Very little is known about Khufu's life and reign. He was the son and successor of Sneferu and queen Hetepheres I and he had at least three wives. His main wife was Meritites I, who bore him a son named Kewab and a daughter, Hetepheres II. Queen Henutsen, another of his wives, seems to be the mother of Khafre (the ruler associated with the Second Pyramid at Giza) and of prince Khufukhaf.
A story recorded in the Westcar Papyrus tells how Khufu was fascinated by magician named Djedi, who could return to life a creature who had been beheaded. In this tale Khufu asks for a prisoner to be brought to him and decapitated, so that the magician could perform his alleged ability. Djedi objects to the request on grounds that the trick shouldn’t been practised on a human being, managing to convince the king. He then demonstrates his trick on a goose. .
Herodotus, who visited Egypt in the middle of the 4th century BCE and recorded his journey on Book 2 of his Histories, portrays Khufu as a cruel ruler who led his people into misery. According to the Greek historian, Khufu had all the temples closed and ordered all Egyptians to work on the building of his pyramid . Herodotus also wrote that after spending all his fortune, Khufu sent one of his daughters to work as a prostitute in a brothel in order to raise money for his pyramid. . The authenticity of these stories is considered doubtful.
Although it appears that Khufu wasn't as popular as his father and his grandfather Djoser, his funerary cult was still practiced in the time of the twenty-sixth dynasty and even during the roman period.
The only surviving representation of Khufu is a tiny ivory statuette (7.5 cm high), which portrays him seated on a throne holding a flail in his right hand and wearing the red crown of Lower Egypt. The statuette was found at the temple of Khentimentiu at Abydos by Flinders Petrie and it is now at display in the Egyptian Museum in Cairo.

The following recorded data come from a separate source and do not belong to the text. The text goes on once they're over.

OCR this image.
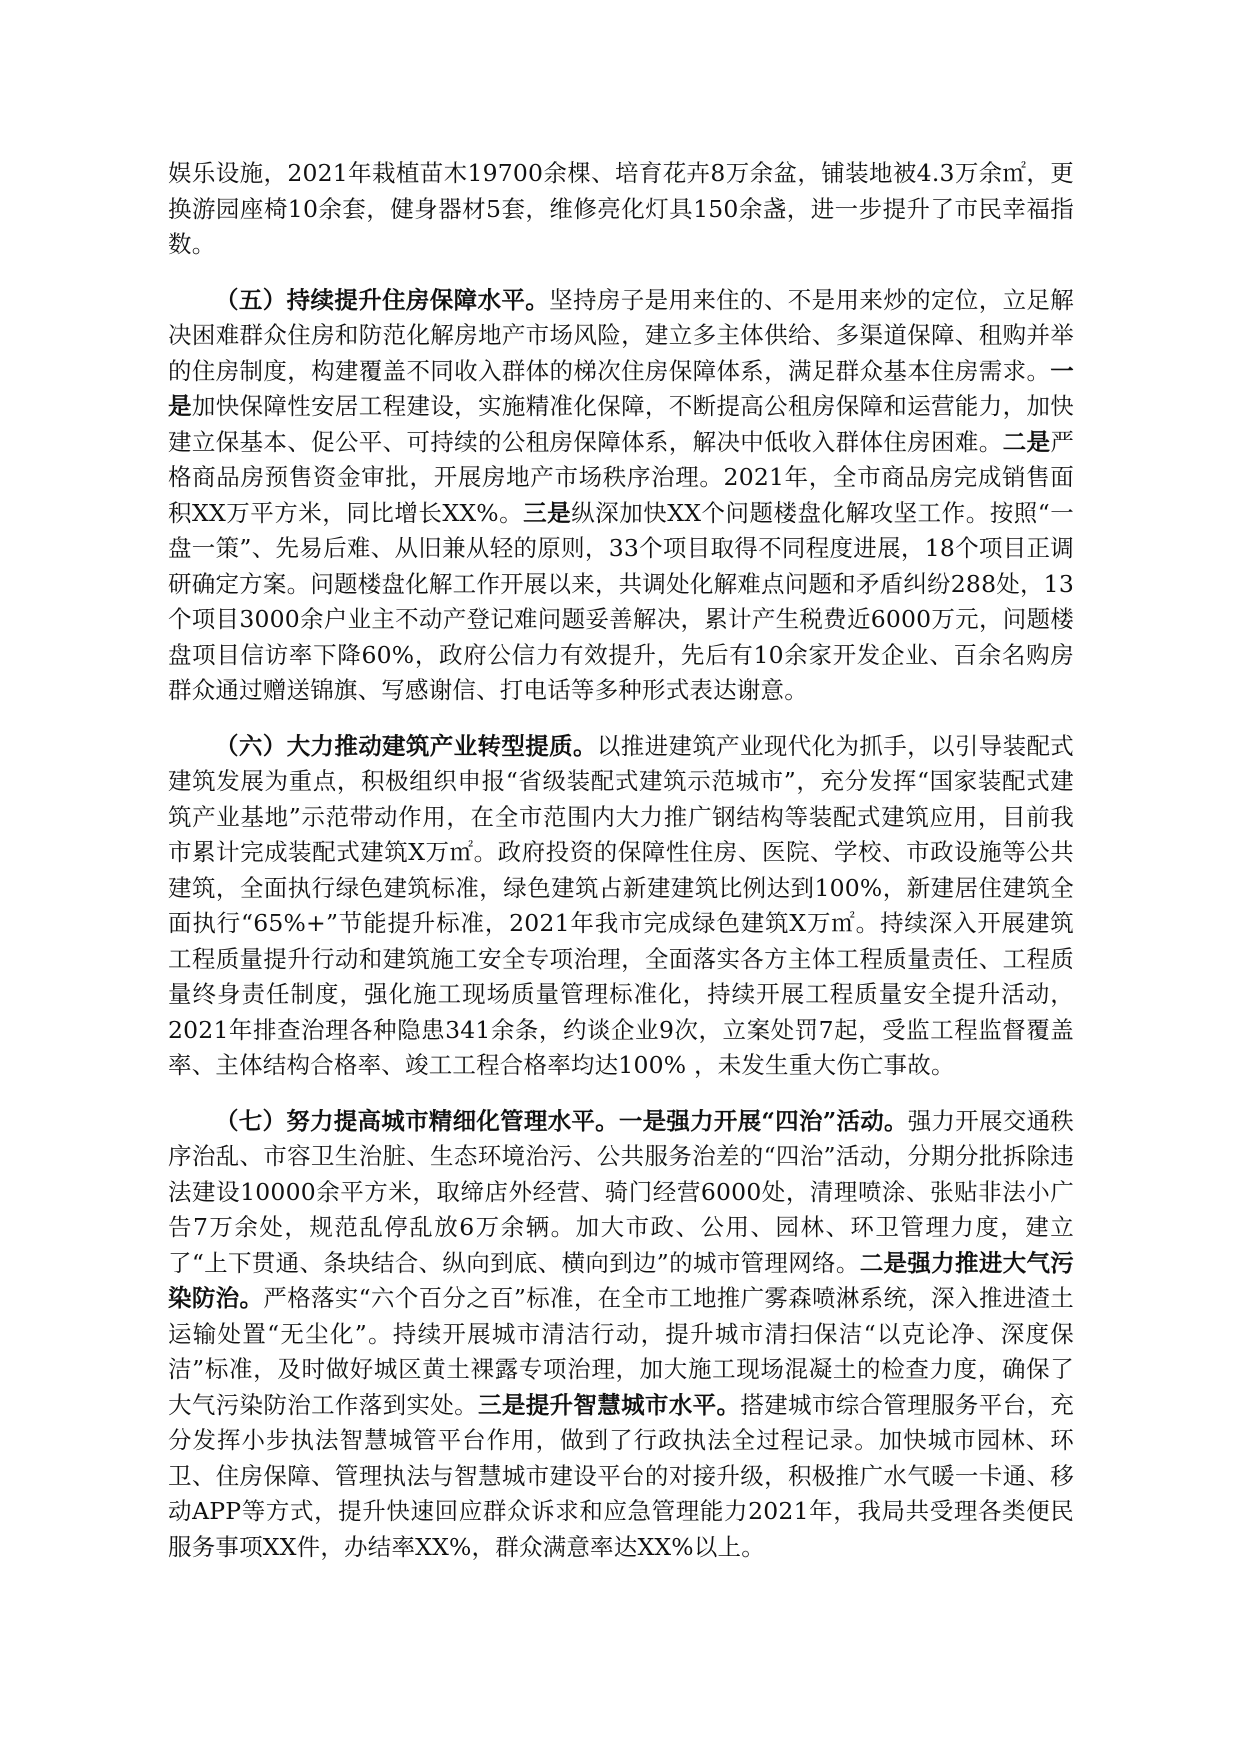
娱乐设施，2021年栽植苗木19700余棵、培育花卉8万余盆，铺装地被4.3万余㎡，更换游园座椅10余套，健身器材5套，维修亮化灯具150余盏，进一步提升了市民幸福指数。

（五）持续提升住房保障水平。坚持房子是用来住的、不是用来炒的定位，立足解决困难群众住房和防范化解房地产市场风险，建立多主体供给、多渠道保障、租购并举的住房制度，构建覆盖不同收入群体的梯次住房保障体系，满足群众基本住房需求。一是加快保障性安居工程建设，实施精准化保障，不断提高公租房保障和运营能力，加快建立保基本、促公平、可持续的公租房保障体系，解决中低收入群体住房困难。二是严格商品房预售资金审批，开展房地产市场秩序治理。2021年，全市商品房完成销售面积XX万平方米，同比增长XX%。三是纵深加快XX个问题楼盘化解攻坚工作。按照“一盘一策”、先易后难、从旧兼从轻的原则，33个项目取得不同程度进展，18个项目正调研确定方案。问题楼盘化解工作开展以来，共调处化解难点问题和矛盾纠纷288处，13个项目3000余户业主不动产登记难问题妥善解决，累计产生税费近6000万元，问题楼盘项目信访率下降60%，政府公信力有效提升，先后有10余家开发企业、百余名购房群众通过赠送锦旗、写感谢信、打电话等多种形式表达谢意。

（六）大力推动建筑产业转型提质。以推进建筑产业现代化为抓手，以引导装配式建筑发展为重点，积极组织申报“省级装配式建筑示范城市”，充分发挥“国家装配式建筑产业基地”示范带动作用，在全市范围内大力推广钢结构等装配式建筑应用，目前我市累计完成装配式建筑X万㎡。政府投资的保障性住房、医院、学校、市政设施等公共建筑，全面执行绿色建筑标准，绿色建筑占新建建筑比例达到100%，新建居住建筑全面执行“65%+”节能提升标准，2021年我市完成绿色建筑X万㎡。持续深入开展建筑工程质量提升行动和建筑施工安全专项治理，全面落实各方主体工程质量责任、工程质量终身责任制度，强化施工现场质量管理标准化，持续开展工程质量安全提升活动，2021年排查治理各种隐患341余条，约谈企业9次，立案处罚7起，受监工程监督覆盖率、主体结构合格率、竣工工程合格率均达100% ，未发生重大伤亡事故。

（七）努力提高城市精细化管理水平。一是强力开展“四治”活动。强力开展交通秩序治乱、市容卫生治脏、生态环境治污、公共服务治差的“四治”活动，分期分批拆除违法建设10000余平方米，取缔店外经营、骑门经营6000处，清理喷涂、张贴非法小广告7万余处，规范乱停乱放6万余辆。加大市政、公用、园林、环卫管理力度，建立了“上下贯通、条块结合、纵向到底、横向到边”的城市管理网络。二是强力推进大气污染防治。严格落实“六个百分之百”标准，在全市工地推广雾森喷淋系统，深入推进渣土运输处置“无尘化”。持续开展城市清洁行动，提升城市清扫保洁“以克论净、深度保洁”标准，及时做好城区黄土裸露专项治理，加大施工现场混凝土的检查力度，确保了大气污染防治工作落到实处。三是提升智慧城市水平。搭建城市综合管理服务平台，充分发挥小步执法智慧城管平台作用，做到了行政执法全过程记录。加快城市园林、环卫、住房保障、管理执法与智慧城市建设平台的对接升级，积极推广水气暖一卡通、移动APP等方式，提升快速回应群众诉求和应急管理能力2021年，我局共受理各类便民服务事项XX件，办结率XX%，群众满意率达XX%以上。
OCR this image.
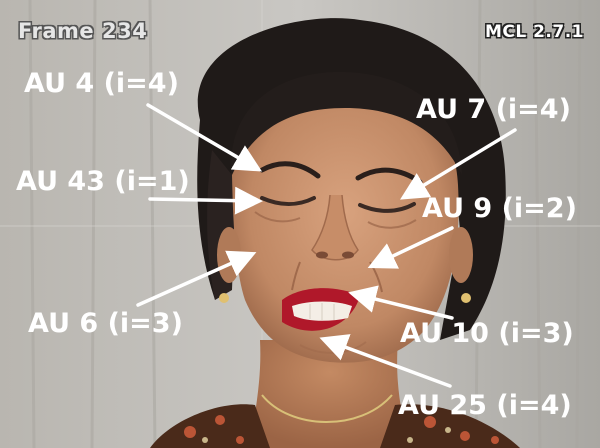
Frame 234	MCL 2.7.1
AU 4 (i=4)
AU 43 (i=1)
AU 6 (i=3)
AU 7 (i=4)
AU 9 (i=2)
AU 10 (i=3)
AU 25 (i=4)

Several ships made of cedar wood were discovered in a pit near Khufu’s pyramid in 1954. It is believed that these ships were placed there to be used by the deceased pharaoh in his journey through the netherworld. One of these ships was reconstructed and is now at display in a special museum built near the pyramid.
Khufu's successor was Radjedef, who killed his brother Kewab, the rightful heir to the Egyptian throne.